Put Deer Whistles on Your Car
Most New York insurance policies won’t give you a discount for installing deer whistles on your car like they often do for putting in anti-theft alarms, but deer whistles seem to be much more effective than car alarms. When air flows through the whistles, they produce a high-pitched sound that deer can hear but people can’t — and deer often do perk up when they hear the noise. Have you ever actually seen a human react that way to a car alarm?
Deer whistles are inexpensive, and they’re easy to install. Most auto parts stores sell them for a few dollars. To put them on, just pull off the paper or plastic on the bottom of them and affix them to your car’s front bumper or grill. They have an adhesive on the bottom that will secure them. Most packs have two whistles, in case one is knocked off.
Slow Down When Driving
Perhaps the most important thing you can do is slow down, especially when driving at dawn and dusk when deer are most active. You should, of course, never drive over the speed limit, and you may even want to go slower than the speed limit on some roads when visibility is reduced. Slowing down will give you more time to react when you see a deer.
Watch for Deers’ Eyes
Because deer are most active in the early morning and late evening, it is difficult to spot them when the sun is low. If you’re driving with your headlights or high beams on, watch for beady little eyes along the side of the road — and start braking as soon as you see some. Deers’ eyes are reflective and, therefore, are easier to see than the rest of their bodies in low-light situations.
Brake and Honk When You See Deer
As soon as you see a deer on the road, start braking and honking immediately. Even if the deer seems a safe distance away, there may be others that you don’t notice. They often travel in small groups. Slowing down will give you time to scan for other deer, and honking will alert any other deer that are nearby.

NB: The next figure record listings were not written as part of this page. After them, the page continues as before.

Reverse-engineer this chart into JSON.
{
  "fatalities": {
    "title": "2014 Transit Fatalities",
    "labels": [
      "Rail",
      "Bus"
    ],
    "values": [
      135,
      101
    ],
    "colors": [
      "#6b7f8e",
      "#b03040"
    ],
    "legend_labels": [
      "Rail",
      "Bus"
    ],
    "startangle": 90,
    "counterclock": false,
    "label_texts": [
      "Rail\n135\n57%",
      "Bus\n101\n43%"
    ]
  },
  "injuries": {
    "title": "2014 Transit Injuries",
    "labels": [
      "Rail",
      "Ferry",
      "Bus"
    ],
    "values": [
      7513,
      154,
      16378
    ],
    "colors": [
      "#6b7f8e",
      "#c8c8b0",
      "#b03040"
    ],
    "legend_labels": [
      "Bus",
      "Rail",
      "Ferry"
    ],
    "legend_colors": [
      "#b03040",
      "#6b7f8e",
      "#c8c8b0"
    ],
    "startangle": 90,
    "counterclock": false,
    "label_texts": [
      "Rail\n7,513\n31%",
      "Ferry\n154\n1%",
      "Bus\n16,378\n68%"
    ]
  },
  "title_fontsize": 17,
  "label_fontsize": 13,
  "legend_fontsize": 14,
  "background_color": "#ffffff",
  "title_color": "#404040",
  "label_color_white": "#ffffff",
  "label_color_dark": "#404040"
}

Don’t Dangerously Swerve to Avoid Deer
If hitting a deer is unavoidable, don’t dangerously swerve to avoid the collision. Colliding with a deer is preferable to hitting an oncoming car or stationary object, like a tree. A deer will likely damage your car, but most deer collisions don’t result in any injuries or deaths. Hitting an oncoming or stationary object greatly increases the likelihood that someone will be hurt in the accident, or worse.
If you ever do hit a deer, you’ll need to:
1. pull over to a safe location
2. make sure everyone is alright, and call 911 if they aren’t
3. call the local police to get a police report
4. leave the deer alone
5. file a claim with your New York insurance company as soon as possible
When you get behind the wheel, remember to watch for deer. Even though New York State has an overabundance of them and their meat can be delicious, deer are best left to hunters. Use these defensive driving tactics to avoid hitting one, and both you and any deer on the side of the road will be glad you did.